New Scientist recently ran an article about steganography. If you don’t already know, steganography is essentially encryption with a difference. Specifically, encryption is usually obvious. It may be that the data Alice sends via email to Bob with public key cryptography is entirely secure from eves-dropping by Eve (pun intended, sorry), but Eve will know data is being sent that she might be interested in. Steganography, by contrast, seeks to hide the encrypted data so Eve is not aware of its very existence.
It’s a very ancient idea, stretching back to ancient Greece. In modern times a common way to perform the trick is to hide data in an image. One of my more gifted undergraduate students did a final year project on this with me. We used a known password as a seed for a pseudo-random number generator to determine which pixels of the image we would embed the data in. By playing with the least significant bit of one colour in randomly spaced pixels, you can very effectively hide data.
The New Scientist article suggests that if you detect the steganography, and if we obtain the computer of the suspect and if they have carelessly wiped the software, there might be traces that tell you this was done. Now let’s remember the whole point of steganography is that the first step is improbable, you most likely won’t detect it.
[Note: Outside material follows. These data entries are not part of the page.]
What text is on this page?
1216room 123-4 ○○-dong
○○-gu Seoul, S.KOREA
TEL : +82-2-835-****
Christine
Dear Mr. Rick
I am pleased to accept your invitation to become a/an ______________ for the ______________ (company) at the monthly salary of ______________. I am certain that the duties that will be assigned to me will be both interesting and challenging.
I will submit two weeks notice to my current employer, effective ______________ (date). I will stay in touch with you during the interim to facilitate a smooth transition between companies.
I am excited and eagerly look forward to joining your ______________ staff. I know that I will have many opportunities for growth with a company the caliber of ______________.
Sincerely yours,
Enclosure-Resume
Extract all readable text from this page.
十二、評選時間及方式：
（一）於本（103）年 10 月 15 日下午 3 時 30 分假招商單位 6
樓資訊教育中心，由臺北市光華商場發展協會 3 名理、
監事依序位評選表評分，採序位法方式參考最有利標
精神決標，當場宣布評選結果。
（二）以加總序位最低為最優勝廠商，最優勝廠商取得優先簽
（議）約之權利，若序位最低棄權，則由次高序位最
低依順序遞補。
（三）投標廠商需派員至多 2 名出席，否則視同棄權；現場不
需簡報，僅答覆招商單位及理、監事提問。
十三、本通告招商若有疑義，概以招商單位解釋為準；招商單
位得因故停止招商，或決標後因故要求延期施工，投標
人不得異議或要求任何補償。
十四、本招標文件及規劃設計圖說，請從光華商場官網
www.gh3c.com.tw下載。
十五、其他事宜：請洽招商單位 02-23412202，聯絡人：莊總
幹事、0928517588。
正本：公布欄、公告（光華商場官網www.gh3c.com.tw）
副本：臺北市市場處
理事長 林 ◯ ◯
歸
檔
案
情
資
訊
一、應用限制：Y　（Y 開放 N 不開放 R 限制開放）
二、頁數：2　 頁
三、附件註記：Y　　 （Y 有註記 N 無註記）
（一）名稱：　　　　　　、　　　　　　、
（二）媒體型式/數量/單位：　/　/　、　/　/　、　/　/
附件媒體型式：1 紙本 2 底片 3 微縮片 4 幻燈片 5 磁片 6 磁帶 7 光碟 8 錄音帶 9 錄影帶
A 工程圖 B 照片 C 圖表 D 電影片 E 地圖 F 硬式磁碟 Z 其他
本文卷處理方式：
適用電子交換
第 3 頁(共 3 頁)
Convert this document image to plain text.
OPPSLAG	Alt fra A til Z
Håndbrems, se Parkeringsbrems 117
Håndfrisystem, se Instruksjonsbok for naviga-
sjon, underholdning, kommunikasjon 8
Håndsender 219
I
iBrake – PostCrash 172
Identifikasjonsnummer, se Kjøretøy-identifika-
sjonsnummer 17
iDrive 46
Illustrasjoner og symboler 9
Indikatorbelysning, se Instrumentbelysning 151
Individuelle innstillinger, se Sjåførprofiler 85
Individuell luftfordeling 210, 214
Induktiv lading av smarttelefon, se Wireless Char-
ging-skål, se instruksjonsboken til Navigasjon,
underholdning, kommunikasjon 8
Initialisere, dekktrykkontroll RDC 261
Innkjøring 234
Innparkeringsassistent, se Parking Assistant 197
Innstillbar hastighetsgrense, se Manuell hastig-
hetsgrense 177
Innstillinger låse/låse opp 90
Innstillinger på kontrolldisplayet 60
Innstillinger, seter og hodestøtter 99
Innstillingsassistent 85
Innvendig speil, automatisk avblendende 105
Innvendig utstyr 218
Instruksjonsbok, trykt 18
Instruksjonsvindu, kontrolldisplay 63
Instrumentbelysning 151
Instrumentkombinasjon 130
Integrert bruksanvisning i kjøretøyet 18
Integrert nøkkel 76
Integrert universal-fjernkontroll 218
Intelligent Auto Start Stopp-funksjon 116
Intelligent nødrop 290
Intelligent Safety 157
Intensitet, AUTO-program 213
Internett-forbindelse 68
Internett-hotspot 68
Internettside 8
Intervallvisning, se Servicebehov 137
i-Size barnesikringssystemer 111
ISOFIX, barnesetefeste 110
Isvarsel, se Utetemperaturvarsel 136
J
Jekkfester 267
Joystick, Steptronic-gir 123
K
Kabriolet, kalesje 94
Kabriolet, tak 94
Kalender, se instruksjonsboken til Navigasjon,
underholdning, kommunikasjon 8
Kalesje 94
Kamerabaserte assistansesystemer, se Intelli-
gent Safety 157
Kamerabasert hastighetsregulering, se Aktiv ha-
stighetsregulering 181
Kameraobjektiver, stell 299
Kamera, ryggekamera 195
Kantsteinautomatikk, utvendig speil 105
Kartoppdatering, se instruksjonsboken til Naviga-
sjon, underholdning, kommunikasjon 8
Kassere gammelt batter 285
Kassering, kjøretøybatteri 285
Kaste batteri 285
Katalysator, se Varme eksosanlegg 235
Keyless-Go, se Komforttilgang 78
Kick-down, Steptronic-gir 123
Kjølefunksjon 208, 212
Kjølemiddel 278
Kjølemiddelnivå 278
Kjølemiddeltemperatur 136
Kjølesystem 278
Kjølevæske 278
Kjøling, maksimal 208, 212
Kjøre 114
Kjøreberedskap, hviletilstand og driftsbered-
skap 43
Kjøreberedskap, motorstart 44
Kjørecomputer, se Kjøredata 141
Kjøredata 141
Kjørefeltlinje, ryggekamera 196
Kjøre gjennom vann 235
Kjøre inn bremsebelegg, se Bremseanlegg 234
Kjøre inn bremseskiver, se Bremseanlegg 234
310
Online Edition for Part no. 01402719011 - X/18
The issue is, in today’s geopolitical situation, reasonably serious. It has been suggested (see the wikipedia article I linked above), that such techniques were used to exchange data on site like ebay to plan major terrorist attacks. With lots of analysis software only playing with known algorithms, or relying on comparing modified images with the original (where the original may not be available) what can such a major website do to prevent such abuse? Well, I thought an approach would be to essentially employ the same techniques with random data. That is, randomly poking data into bits in pixels here and there will, up to a certain point, not affect image clarity to the naked eye, but unless the encrypted data is loaded with huge amounts of error correcting code, it will destroy the payload. You could easily automatically run such a filter over uploaded data. I’m sure similar approaches would work for digital sound.